Speaker: Robin Steinberg
Date: April 2018
Location: Vancouver, BC
Description from TED website:
On any given night, more than 450,000 people in the United States are locked up in jail simply because they don’t have enough money to pay bail. The sums in question are often around $500: easy for some to pay, impossible for others. This has real human consequences — people lose jobs, homes, and lives, and it drives racial disparities in the legal system. Robin Steinberg has a bold idea to change this. In this powerful talk, she outlines the plan for The Bail Project — an unprecedented national revolving bail fund to fight mass incarceration. (This ambitious idea is part of the Audacious Project, TED’s initiative to inspire and fund global change.)

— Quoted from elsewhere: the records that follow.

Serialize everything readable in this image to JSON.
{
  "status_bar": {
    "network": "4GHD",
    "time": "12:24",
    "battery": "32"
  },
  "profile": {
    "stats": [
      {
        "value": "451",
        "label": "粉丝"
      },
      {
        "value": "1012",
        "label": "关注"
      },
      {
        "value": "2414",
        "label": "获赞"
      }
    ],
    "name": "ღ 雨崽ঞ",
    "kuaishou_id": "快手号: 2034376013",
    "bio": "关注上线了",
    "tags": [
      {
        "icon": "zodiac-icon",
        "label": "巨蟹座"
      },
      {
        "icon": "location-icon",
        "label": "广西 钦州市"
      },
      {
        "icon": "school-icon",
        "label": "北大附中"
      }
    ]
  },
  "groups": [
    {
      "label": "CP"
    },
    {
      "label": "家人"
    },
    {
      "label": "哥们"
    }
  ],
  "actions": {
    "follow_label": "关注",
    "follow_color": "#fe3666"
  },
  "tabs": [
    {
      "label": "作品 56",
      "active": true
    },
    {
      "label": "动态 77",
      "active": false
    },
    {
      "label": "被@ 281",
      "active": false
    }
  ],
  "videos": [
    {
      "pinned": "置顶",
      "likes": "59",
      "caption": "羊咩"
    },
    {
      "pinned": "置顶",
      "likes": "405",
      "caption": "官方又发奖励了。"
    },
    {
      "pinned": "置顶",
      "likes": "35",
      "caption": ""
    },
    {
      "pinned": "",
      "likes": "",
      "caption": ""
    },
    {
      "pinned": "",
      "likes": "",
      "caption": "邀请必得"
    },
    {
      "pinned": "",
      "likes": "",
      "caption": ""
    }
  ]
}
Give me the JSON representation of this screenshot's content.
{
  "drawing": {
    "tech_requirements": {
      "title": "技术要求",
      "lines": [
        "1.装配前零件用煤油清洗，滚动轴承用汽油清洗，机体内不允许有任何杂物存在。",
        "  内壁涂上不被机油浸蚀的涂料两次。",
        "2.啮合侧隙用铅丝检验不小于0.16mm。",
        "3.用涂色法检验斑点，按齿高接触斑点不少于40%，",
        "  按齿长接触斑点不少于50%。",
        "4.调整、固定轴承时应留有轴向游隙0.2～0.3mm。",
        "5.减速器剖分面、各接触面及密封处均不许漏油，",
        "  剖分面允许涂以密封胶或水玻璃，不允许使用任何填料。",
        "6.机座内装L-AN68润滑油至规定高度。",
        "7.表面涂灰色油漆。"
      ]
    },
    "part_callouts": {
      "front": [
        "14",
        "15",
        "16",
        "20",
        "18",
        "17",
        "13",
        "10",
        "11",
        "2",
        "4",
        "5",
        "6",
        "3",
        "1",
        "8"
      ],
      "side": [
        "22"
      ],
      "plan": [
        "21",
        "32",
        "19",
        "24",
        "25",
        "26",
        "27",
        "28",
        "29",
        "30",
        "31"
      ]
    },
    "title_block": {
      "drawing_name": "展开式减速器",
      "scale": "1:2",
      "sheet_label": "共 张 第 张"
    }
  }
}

My Review / Notes / Thoughts
This is an amazing talk from someone who has worked inside the legal system for years. She and her husband started a fund to help bail people out of jail… to help people keep their jobs, homes, and families.
I believe that this would be an excellent talk to include in courses on Criminal Justice, Social Justice, Public Administration, and Political Studies to name a few. It would probably also work well in the Social Work studies realm.
Instructors could leverage this talk as a primer, then have students research the project she mentions or other similar projects and talk about the statistics she goes into, as well as advancements since this talk was released. They could compare it with other efforts in the US or around the globe. The students could write papers, post on discussion boards, or perhaps even have live “debates” on the topic (one side for the topic, the other against).
What do you think? How can you see leveraging this material in your courses?